On this day in 1981, a Philadelphia cop Daniel Faulkner dead body is found lying on the street along with that of Mumia Abu-Jamal, a notable activist and independent journalist lying seriously injured close-by. A year later, Abu-Jamal was tried, found guilty of the murder and sentenced to death though many believed that the judgment was biased, and other activists challenged Abu-Jamal's imprisonment.
According to report, Abu-Jamal, who was a journalist with the National Public Radio, was fired because of his bluntness before he turned into a cab driver. While driving his taxi in the early hours of that fateful day, Abu-Jamal saw his brother fighting Faulkner on the street. According to evidence used during the trial, it was reported that Abu-Jamal interfered with a gun and exchanged shots with the police officer.
Judging from the way the trail began, many believed that it was unfair. The trial, which began on June 17, 1982, less than six months to the shooting, denied Abu-Jamal the privilege to attend most of the hearings because of the injury he sustained during the incident. In addition, the prosecutors made use of the situation surrounding the case to restrict the jury to only two blacks, while the white members were 10. This further confirmed to some observers that the judge Albert Sabo was unfair with the defendant. Abu-Jamal requested to speak for himself and permitted to do so, and he was compelled to have a court-selected lawyer as part of his own defense counsel, and was exempted from the voir dire because his questions to the jurors were somehow frightening the court claimed.
In the end, Abu-Jamal was found guilty of the crime and sentenced to death for first-degree murder.
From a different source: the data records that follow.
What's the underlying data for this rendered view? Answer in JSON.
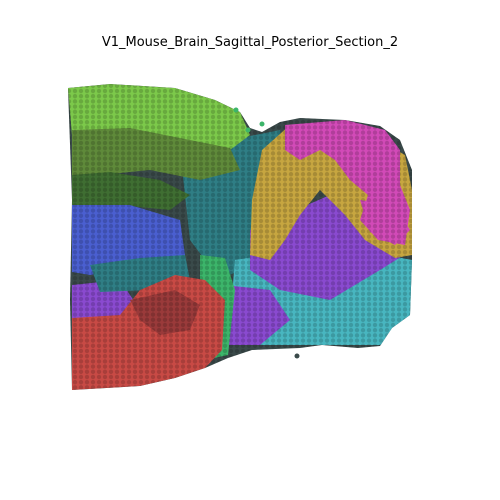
{
  "title": "V1_Mouse_Brain_Sagittal_Posterior_Section_2",
  "colors": {
    "green_light": "#7cc94a",
    "olive_green": "#5f8a3a",
    "dark_green": "#3f6e32",
    "forest_green": "#2f8a4a",
    "bright_green": "#3cb56a",
    "blue": "#4a5fd0",
    "teal": "#2f7e85",
    "cyan": "#48b6c0",
    "purple": "#8a4ad0",
    "magenta": "#d24ab8",
    "gold": "#c7a640",
    "red": "#c84a45",
    "dark_red": "#9a3a3a",
    "slate": "#3a4a4a"
  }
}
Many of the observers agreed that there is a possibility that Abu-Jamal was involved in Faulkner's death, but the ruling of the court was too harsh. During his time in prison, Abu-Jamal wrote several books and gave several radio talks supporting an end to racism, while also trying to lobby for another trial.
The authorities were heavily pressured to set Abu-Jamal free from his death sentence even though some believe him to be guilty of the offense. The mayor of New Jersey, several police associations and Faulkner's widow protested in January of 1999 a "Free Mumia" benefit concert, which featured Rage Against the Machine in New Jersey.